Monday, Sep. 28, 1959
Scoreboard
P: As the second-place Cleveland Indians faded in the American League pennant race, terrible-tempered General Manager Frank Lane complained that Manager Joe Gordon would need a miracle to win, added that he was eying four or five other men for the job next year. Gordon promptly quit, and an offer promptly went out to the leading candidate on Lane's little list: the terrible-tempered Leo Durocher, former manager of the Dodgers and Giants, who quit his $65,000-a-year job with NBC-TV with the announced intention of returning to baseball.
P: On shallow, olive-green Galveston Bay, sunburned Harry C. Melges Jr., 29, a boatbuilder from Lake Geneva, Wis., won none of the eight races in the 20 1/2-ft. Corinthian class sloops, but finished no worse than fourth in six to edge Warner Willcox of New Rochelle, N.Y., 45 1/2-45 1/4, take the eighth Mallory Cup, symbol of the North American sailing championship. Said Sailor Melges: "I played it straight. No gambling. No chances."

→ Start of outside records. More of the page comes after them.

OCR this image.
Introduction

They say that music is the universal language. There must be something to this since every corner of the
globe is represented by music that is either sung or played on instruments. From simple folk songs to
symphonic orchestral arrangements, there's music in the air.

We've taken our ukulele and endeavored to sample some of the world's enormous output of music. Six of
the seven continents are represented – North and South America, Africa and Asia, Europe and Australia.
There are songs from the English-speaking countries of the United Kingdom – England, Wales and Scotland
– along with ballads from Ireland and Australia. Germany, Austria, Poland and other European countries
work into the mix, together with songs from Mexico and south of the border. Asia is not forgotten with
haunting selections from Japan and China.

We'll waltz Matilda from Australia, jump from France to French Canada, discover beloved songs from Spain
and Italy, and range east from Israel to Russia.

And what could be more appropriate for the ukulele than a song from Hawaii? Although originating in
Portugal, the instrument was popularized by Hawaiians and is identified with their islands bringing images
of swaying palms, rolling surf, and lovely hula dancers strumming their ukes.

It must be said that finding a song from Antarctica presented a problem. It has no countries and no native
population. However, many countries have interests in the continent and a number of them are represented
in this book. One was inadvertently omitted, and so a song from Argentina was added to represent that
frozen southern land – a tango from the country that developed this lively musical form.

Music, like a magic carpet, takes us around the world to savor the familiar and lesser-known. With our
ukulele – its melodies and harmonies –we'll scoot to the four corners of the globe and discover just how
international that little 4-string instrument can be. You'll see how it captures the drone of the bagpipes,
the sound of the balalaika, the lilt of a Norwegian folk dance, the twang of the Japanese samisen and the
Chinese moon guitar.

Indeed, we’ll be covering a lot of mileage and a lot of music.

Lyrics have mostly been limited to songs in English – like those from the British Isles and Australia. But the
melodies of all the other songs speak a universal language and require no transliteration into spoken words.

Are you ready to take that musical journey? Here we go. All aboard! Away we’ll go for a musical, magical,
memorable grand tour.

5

P: Badgered by a bad back, and no longer able to throw the long ball, cleft-chinned, curly-haired Quarterback Ronnie ("Golden Boy") Knox, 24, quit the Toronto Argonauts in Canada's rugged Big Four, thereby put an end to one of football's most unfulfilled and peripatetic careers (three high schools, two colleges, four pro teams), which had largely been botched by the boisterous stage-mothering of stepfather Harvey Knox. "Football is a game for animals," said Ronnie. "I like to think I'm above that." Dreaming of higher things, Ronnie allowed he might toss off a novel or some poetry, already had some lines at hand that lurched with the proper beatnik beat:
Beauty is a thing of Ragmud But the maid left late. So don't look under the apple tree Let's rebel, man.